Monday, February 1, 2021

Who Is Ibram X. Kendi?

By now you have probably heard about one Ibram X. Kendi. He has written a number of wildly popular books about anti-racism. He even holds a chair at Boston University.

Being as I have not read his works, I cannot offer an extended commentary. Though you might say that if I had the least suspicion that they were worth any attention, I would have read them.

Now, John McWhorter, a black man and a professor himself, a man who has been called out by Kendi for not being sufficiently anti-racist, returns the disfavor. In a Substack column he explains that Kendi’s career is the product of reverse bigotry:


The people who sit drinking all of this in and calling it deep wouldn’t let it pass for a minute if he were white.


There is, in short, a degree of bigotry in how this man is received by people of power and influence.


Ah, ha. Different standards for different people. Some might call it reverse racism.


On the off chance that you have read Kendi, here is McWhorter’s evaluation:


Kendi, though, reads for isolated words and single sentences rather than argument, for flavor rather than content. It is one more demonstration among many of his lack of familiarity with what people with doctorates, as well as people who write for the public and present themselves as thinkers, are expected to do.


It is of a piece with the fact that his “scholarship” is not based on sustained, original research utilizing close reasoning and being tempered through rigorous evaluation by peers over years’ time. Too, I am unaware of a single instance of Kendi actually taking a deep breath and defending one of his ideas, as opposed to batting away criticism as somehow inappropriate.

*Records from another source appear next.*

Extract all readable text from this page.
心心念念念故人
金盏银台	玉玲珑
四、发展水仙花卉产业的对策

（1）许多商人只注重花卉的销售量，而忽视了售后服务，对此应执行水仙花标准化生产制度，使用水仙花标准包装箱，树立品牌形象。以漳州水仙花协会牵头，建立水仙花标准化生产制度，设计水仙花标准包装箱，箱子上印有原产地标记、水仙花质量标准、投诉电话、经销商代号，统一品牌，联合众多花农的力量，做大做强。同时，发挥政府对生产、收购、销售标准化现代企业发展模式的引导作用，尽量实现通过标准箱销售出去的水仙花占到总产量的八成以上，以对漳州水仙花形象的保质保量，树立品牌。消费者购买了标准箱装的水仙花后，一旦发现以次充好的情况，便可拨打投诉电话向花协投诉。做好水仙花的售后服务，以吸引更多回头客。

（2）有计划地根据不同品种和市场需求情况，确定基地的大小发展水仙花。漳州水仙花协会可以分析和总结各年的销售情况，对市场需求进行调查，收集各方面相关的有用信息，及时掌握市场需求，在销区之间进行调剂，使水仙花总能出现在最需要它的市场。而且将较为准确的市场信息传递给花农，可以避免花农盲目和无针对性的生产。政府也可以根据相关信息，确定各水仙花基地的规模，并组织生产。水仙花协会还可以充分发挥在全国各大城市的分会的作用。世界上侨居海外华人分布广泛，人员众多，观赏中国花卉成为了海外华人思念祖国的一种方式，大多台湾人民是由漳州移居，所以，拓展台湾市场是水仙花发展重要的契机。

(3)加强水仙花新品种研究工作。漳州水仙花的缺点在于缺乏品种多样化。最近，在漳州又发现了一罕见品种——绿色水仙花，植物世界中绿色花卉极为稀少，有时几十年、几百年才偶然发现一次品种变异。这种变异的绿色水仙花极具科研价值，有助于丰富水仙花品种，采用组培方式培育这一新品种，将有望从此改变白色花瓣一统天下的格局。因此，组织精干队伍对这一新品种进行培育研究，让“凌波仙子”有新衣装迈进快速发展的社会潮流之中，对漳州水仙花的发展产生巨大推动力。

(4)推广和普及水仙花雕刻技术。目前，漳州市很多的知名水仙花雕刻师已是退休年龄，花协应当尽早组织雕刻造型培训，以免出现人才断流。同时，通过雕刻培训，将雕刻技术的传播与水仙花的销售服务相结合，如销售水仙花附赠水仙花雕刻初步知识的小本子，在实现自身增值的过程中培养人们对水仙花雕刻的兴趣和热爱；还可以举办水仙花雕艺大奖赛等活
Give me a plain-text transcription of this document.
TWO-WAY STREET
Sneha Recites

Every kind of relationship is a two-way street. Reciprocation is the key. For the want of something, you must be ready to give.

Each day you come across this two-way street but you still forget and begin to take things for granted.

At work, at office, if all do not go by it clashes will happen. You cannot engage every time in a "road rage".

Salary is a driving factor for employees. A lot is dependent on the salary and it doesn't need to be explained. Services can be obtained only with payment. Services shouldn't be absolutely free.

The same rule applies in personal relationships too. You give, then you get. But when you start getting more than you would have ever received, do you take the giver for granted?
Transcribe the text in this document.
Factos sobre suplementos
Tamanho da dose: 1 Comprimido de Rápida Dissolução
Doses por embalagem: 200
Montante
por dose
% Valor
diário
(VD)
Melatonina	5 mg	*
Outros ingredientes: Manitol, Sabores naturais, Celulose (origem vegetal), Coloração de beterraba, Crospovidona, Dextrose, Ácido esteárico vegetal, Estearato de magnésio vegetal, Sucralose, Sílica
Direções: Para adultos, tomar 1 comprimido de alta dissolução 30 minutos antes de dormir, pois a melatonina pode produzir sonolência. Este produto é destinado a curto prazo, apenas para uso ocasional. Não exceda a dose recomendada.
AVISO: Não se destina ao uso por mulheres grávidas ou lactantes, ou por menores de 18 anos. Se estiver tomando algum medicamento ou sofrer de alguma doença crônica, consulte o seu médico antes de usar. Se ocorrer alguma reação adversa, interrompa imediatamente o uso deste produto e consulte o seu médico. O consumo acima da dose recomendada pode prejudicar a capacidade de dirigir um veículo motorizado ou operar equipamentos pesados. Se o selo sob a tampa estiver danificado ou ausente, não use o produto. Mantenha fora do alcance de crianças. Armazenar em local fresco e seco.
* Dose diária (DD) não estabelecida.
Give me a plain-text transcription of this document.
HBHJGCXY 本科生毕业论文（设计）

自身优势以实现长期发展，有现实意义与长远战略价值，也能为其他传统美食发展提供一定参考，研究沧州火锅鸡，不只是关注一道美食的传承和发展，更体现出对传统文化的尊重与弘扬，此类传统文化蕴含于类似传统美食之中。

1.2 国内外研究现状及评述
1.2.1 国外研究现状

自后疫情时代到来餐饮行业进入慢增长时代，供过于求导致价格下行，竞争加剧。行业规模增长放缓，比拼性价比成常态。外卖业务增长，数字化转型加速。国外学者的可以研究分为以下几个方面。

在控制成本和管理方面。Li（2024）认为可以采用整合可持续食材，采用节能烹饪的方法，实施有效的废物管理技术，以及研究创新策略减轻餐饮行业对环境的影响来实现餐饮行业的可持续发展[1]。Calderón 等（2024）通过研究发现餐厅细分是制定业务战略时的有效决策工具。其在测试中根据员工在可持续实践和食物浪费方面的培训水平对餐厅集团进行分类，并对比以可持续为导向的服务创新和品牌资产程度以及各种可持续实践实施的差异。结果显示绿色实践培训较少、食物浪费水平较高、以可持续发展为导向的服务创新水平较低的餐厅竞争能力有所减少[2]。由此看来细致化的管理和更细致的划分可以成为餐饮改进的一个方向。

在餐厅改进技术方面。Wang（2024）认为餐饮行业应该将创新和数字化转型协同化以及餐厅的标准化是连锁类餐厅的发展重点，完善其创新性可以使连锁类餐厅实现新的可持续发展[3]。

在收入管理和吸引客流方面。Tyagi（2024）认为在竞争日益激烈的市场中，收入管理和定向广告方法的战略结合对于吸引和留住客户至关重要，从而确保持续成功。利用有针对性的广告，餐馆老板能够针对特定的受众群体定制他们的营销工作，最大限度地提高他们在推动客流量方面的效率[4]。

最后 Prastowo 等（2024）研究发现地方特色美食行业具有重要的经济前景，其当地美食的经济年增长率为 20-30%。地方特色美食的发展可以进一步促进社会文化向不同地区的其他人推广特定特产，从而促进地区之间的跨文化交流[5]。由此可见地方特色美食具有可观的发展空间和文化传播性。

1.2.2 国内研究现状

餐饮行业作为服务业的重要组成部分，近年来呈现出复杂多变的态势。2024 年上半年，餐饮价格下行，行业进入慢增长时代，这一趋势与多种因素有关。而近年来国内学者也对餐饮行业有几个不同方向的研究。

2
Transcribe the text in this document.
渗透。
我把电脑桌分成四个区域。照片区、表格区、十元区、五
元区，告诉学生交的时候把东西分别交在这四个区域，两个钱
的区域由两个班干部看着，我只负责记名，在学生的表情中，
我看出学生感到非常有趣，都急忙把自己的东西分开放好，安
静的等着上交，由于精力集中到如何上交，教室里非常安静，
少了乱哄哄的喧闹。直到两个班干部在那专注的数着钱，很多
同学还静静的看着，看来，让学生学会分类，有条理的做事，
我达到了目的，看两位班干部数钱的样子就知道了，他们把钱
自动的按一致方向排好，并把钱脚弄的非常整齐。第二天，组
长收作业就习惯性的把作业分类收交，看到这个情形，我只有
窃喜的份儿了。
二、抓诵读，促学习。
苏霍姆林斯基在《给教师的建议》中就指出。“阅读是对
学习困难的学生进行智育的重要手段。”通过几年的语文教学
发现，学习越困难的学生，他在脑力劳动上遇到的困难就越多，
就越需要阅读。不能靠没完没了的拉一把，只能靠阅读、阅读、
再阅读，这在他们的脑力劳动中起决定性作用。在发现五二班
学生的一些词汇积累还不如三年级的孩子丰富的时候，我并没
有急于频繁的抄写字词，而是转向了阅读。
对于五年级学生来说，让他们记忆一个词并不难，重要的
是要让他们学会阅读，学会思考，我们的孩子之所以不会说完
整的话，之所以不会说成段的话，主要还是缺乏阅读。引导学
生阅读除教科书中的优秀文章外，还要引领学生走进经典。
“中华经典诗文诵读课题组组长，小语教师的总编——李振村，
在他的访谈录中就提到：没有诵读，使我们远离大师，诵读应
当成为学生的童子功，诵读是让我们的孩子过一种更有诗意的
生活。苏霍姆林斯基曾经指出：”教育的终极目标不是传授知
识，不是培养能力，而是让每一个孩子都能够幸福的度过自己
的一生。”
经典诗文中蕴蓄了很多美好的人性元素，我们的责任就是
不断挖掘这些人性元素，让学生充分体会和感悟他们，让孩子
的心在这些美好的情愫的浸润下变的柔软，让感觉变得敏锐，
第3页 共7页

So, Kendi is gaming the system. He is using accusations of racism to cover up his feeble scholarship. And white liberals rejoice, thinking that if they do not agree, they must be racists. Didn’t Jack Dorsey, of Twitter fame, contribute to Kendi’s anti-racism group?


This does not, contrary to popular belief, mean that he is a megalomaniac or a huckster. However, it does mean that he is in way over his head. He strikes me as a deer caught in the headlights, and I don’t blame him for trying to make the best of that regardless. There is a certain mystique in his name, upon which we might consider that he was born Henry Rogers. Henry had no idea this fame was coming, and he’s doing his best.


Kendi has become famous for pretending that fairness does not matter, that a level playing field does not matter, but that outcomes are all that matter. If blacks lag in performance, it must mean that the country is racist, and that you, if you are non-black, must be racist too. Thus, we will dumb down your children in order to eliminate the performance gap.


Ibram Kendi is someone who, in the role of social scientist, proposes a “Department of Antiracism,” in neglect of a little something called the Civil Rights Division of the Department of Justice. Kendi’s insight on education, untethered to any engagement with pedagogical or psychometric theory, is that we should evaluate students on the basis of their “desire to know” rather than anything they actually do. This is a person whose most ready counsel to the public about interracial adoption is that white adopters might still be racists even if they don’t think they are.


“Desire to know…” Whatever does that mean? And how do we evaluate anyone’s desire to know?


Kendi is a professor who, in the guise of being trained in intellectual inquiry, bristles at real questions. He dismisses them as either racism or as frustrated responses to envy, as if he bears not proposal but truth. His ideas are couched in simple oppositions mired somewhere between catechism and fable, of a sort alien to what intellectual engagement in the modern world consists of, utterly foreign to exchange among conference academics or even Zooming literati. And on that, let us remember that he is also someone who, into the twenty-first century, was walking around thinking of whites as “devils” à la Minister Farrakhan.


Perhaps not a Farrakhan disciple, but a Farrakhan sympathizer. Well, at least he wasn’t a white supremacist.